Um fetiche incontrolável que surgiu desde que leu e assistiu "A Dama do Lotação". E o fez dúzias de vezes. Sonhava em se entregar a esses personagens comuns que cruzavam seu caminho.

Marta não era linda. Aos 44 anos, tinha feições muito duras, marcantemente masculinas, mas tinha um corpo que os "seus homens", como os tratava, achavam de "parar a obra". A cintura fina e os quadris bem largos lhe valiam muitas e muitas cantadas baratas, sujas; sórdidas, por vezes.

Gostava de ser acochada nos ônibus, sentir aqueles corpos transpirarem aquele suor quente, notadamente fedido contra o seu corpo inteiro, sentir seus membros rígidos contra suas nádegas volumosas. Mas isso não a excitava tanto quanto parar ao telefone celular em frente a uma obra e deixar suas costas à exibição popular. Aquele certo frenesi entre os trabalhadores e as palavras do mais baixo calão pronunciadas a enlouqueciam. Imagens das mais perversas pululavam sua imaginação. Em sua cabeça, havia muita vontade de se entregar àqueles homens. Às vezes, a mais de um ao mesmo tempo.

Mas fora covarde até aquela tarde.

Marta é passado agora, depois que ele passou por sua vida.

Carlos tinha vontades ocultas. Secretas.

Teve uma vida ordinariamente comum. Mas sempre teve desejos com os quais não sabia lidar. Preferia escondê-los. Não era difícil em sua vida comum.
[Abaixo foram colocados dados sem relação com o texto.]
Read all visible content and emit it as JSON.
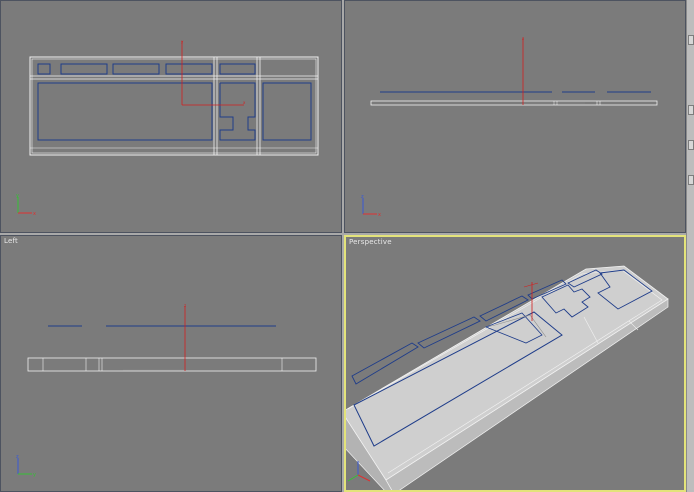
{
  "viewports": {
    "top": {
      "label": ""
    },
    "front": {
      "label": ""
    },
    "left": {
      "label": "Left"
    },
    "perspective": {
      "label": "Perspective"
    }
  },
  "colors": {
    "viewport_bg": "#7b7b7b",
    "frame": "#5b6170",
    "active_border": "#e3e37a",
    "wire_white": "#f2f2f2",
    "wire_blue": "#1f3d8a",
    "pivot_red": "#d41f1f",
    "shaded_top": "#cfcfcf",
    "shaded_side": "#b9b9b9"
  },
  "axis_icons": [
    "axis-tripod-icon"
  ]
}
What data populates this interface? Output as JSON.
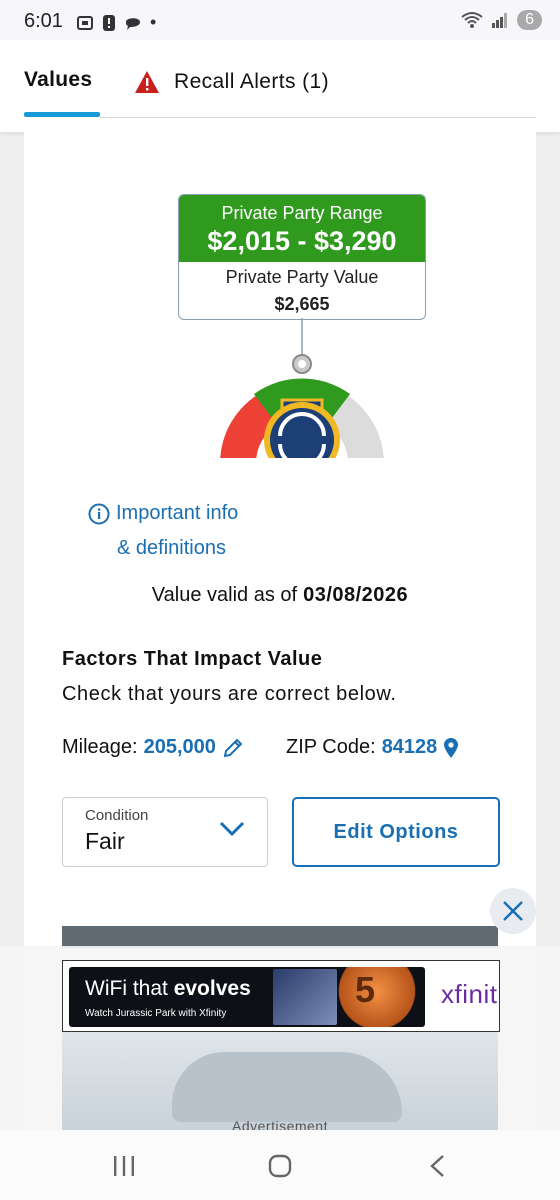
{
  "status_bar": {
    "time": "6:01",
    "battery_level": "6"
  },
  "tabs": {
    "values_label": "Values",
    "recall_label": "Recall Alerts (1)"
  },
  "valuation": {
    "range_label": "Private Party Range",
    "range_value": "$2,015 - $3,290",
    "value_label": "Private Party Value",
    "value": "$2,665"
  },
  "info": {
    "link_line1": "Important info",
    "link_line2": "& definitions"
  },
  "validity": {
    "prefix": "Value valid as of",
    "date": "03/08/2026"
  },
  "factors": {
    "title": "Factors That Impact Value",
    "subtitle": "Check that yours are correct below.",
    "mileage_label": "Mileage:",
    "mileage_value": "205,000",
    "zip_label": "ZIP Code:",
    "zip_value": "84128"
  },
  "condition": {
    "label": "Condition",
    "value": "Fair"
  },
  "edit_options_label": "Edit Options",
  "ad": {
    "headline_plain": "WiFi that ",
    "headline_bold": "evolves",
    "sub": "Watch Jurassic Park with Xfinity",
    "badge_number": "5",
    "brand": "xfinit",
    "label": "Advertisement"
  },
  "colors": {
    "accent_blue": "#1a6fb3",
    "tab_underline": "#1a9ad6",
    "range_green": "#2f9a1e",
    "gauge_red": "#ee4136",
    "gauge_green": "#2f9a1e",
    "gauge_gray": "#dcdcdc",
    "ribbon_navy": "#1d3f78",
    "ribbon_gold": "#f2b824"
  },
  "icons": [
    "wifi-icon",
    "signal-icon",
    "warning-icon",
    "info-icon",
    "pencil-icon",
    "location-pin-icon",
    "chevron-down-icon",
    "close-icon",
    "award-ribbon-icon"
  ]
}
Operário de obra, 40 anos, nunca havia se casado. As mulheres que passavam em sua vida lhe levavam sempre dinheiro. Isso era importante para ele de uma forma ímpar. Pagar pelo sexo apaziguava aquelas alucinações. Pagava sempre antes e sempre com o mesmo ritual. Assim aqueles ímpetos desapareciam. Frequentava as mais baixas zonas de meretrício. Era o suficiente. Nunca por muito tempo, precisava pagar "àquelas vagabundas", como dizia para o espelho. Os mais próximos achavam que ele poderia ser gay. Ou um tipo de assexuado, já que nunca fora visto com companhia feminina tampouco masculina.

Não era homossexual mas decidira que não se relacionaria com mulher alguma. Não sabia se poderia controlar aquilo. Sua opção, quase celibatária, poderia ser considera honrosa, frente ao que se passava em sua alma atormentada. Sequer acreditava em Deus. O quê poderia tê-lo ajudado, se tivesse associado tudo aquilo ao Diabo. Em vez disso, sabia que era dele. Que era ele. Os pensamentos eram originais e próprios dele. Todas aquelas obsessões sexuais e sádicas lhe pertenciam.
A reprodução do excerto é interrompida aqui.